In Rich’s stories, though, there is no recognition of typical forms and what they “should” mean: a couple with a demon child is convinced he’s just gifted and unique, the ghostly dead continue to skim the New York Times even though they cannot physically turn the pages, and hamsters and monkeys contemplate families and career goals as if they were people. Where in classical tales of the fantastic, forms are the only thing that’s recognized (identities being defined purely as “monster,” “alien,” “animal”), the inversion here brings to the forefront questions of who we are and what we’re supposed to be doing and how we interact with our culture – at the same time as it works as a hilarious exaggeration of the familiar.
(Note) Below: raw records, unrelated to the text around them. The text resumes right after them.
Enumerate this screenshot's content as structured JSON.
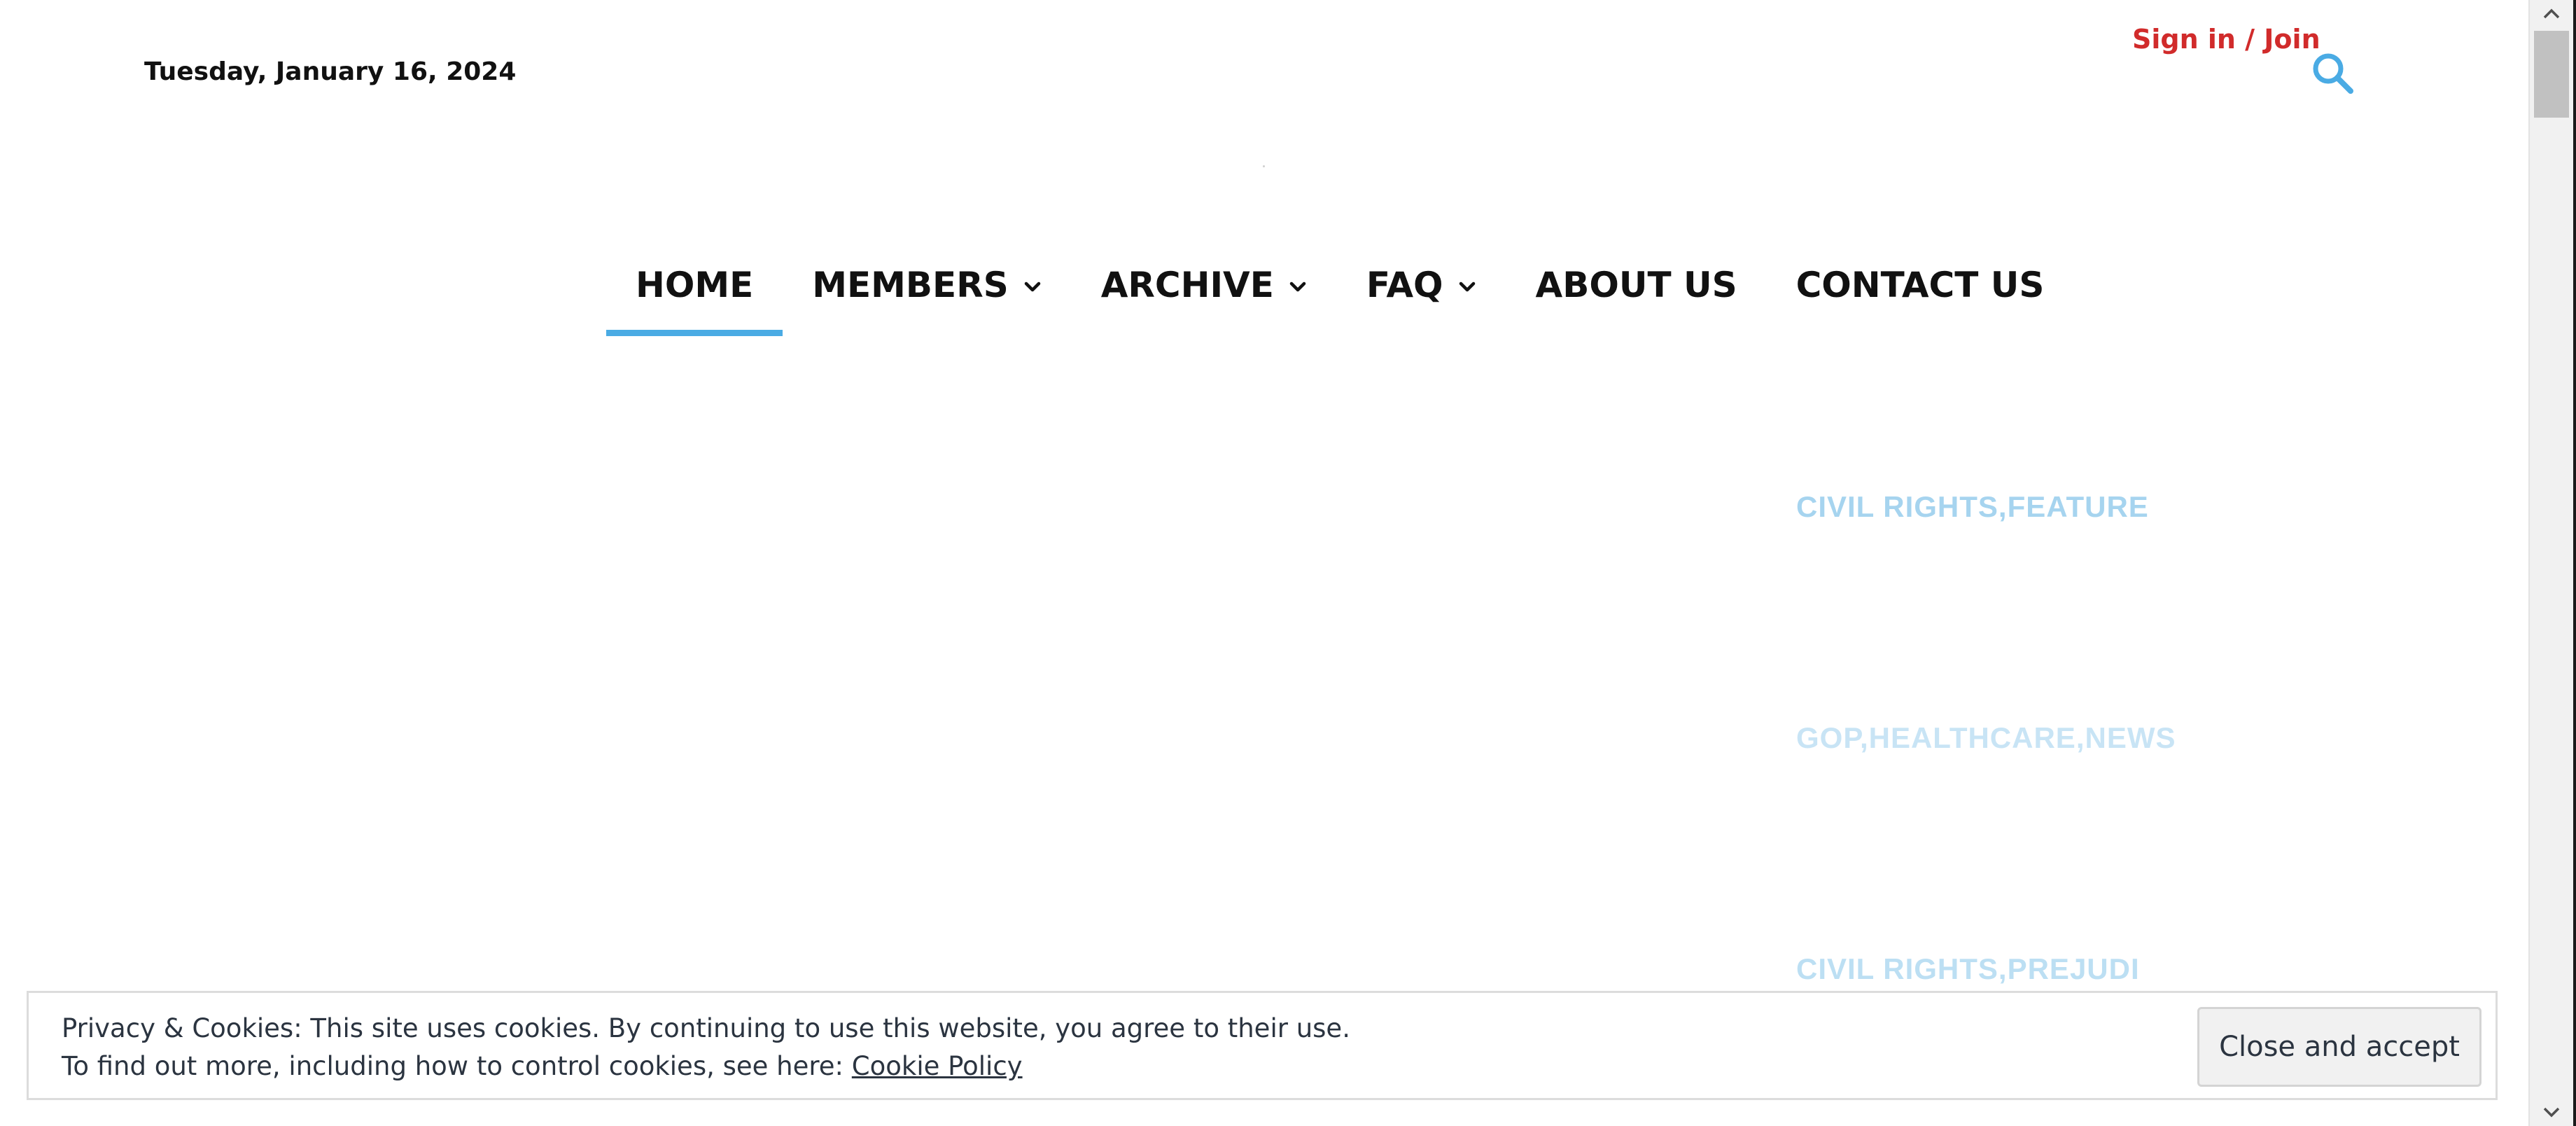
{
  "header": {
    "date": "Tuesday, January 16, 2024",
    "signin_label": "Sign in / Join",
    "search_icon": "search-icon"
  },
  "nav": {
    "items": [
      {
        "label": "HOME",
        "active": true,
        "has_dropdown": false
      },
      {
        "label": "MEMBERS",
        "active": false,
        "has_dropdown": true
      },
      {
        "label": "ARCHIVE",
        "active": false,
        "has_dropdown": true
      },
      {
        "label": "FAQ",
        "active": false,
        "has_dropdown": true
      },
      {
        "label": "ABOUT US",
        "active": false,
        "has_dropdown": false
      },
      {
        "label": "CONTACT US",
        "active": false,
        "has_dropdown": false
      }
    ],
    "dropdown_icon": "chevron-down-icon"
  },
  "categories": [
    "CIVIL RIGHTS,FEATURE",
    "GOP,HEALTHCARE,NEWS",
    "CIVIL RIGHTS,PREJUDI"
  ],
  "cookie_banner": {
    "line1": "Privacy & Cookies: This site uses cookies. By continuing to use this website, you agree to their use.",
    "line2_prefix": "To find out more, including how to control cookies, see here: ",
    "link_label": "Cookie Policy",
    "button_label": "Close and accept"
  },
  "colors": {
    "accent": "#4aabe4",
    "signin": "#d12b2b",
    "category": "#a6d4ef",
    "text": "#111111"
  }
}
Ursula K. LeGuin once wrote that the “images and metaphors of other worlds, space travel, the future, imagined technologies, societies, or beings” become in the science fiction of “serious writers” the “images and metaphors of our lives, legitimately novelistic, symbolic ways of saying what cannot otherwise be said about us, our being, and our choices, here and now.”
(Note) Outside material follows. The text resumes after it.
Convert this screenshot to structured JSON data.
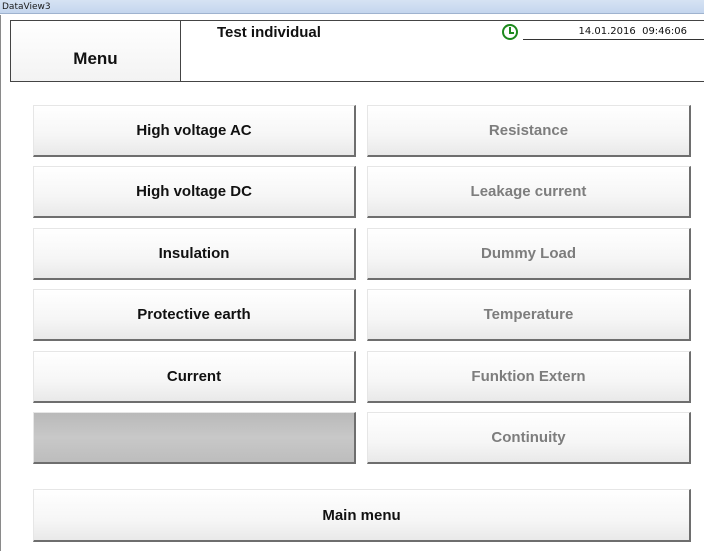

Spoiled Brats is not science fiction by any means (there isn’t any science in it), nor is it serious (at all) in tone, but we all know the best jokes work because there’s truth behind them. The same holds true for tales of philosophizing monkeys, finger-wagging ghosts, alien field trip leaders, and Montessori-school demon spawn: the fantastical elements work because in their ironic getups, they’re free to shine an earnest light on our sincere selves.

Let it not be said that Rich simplifies the messages with trite moralizing or anodyne young-people-mocking; he doesn’t. Instead, his take is nuanced and honest and while these stories aren’t quite personal or intimate enough to strike the most affecting chords, they are funny, smart, interesting, and insightful stories about individuals: individuals who are – once you look closely – a lot like you and me, and our parents too.

Note: No one ever pays me anything to review or link to any books.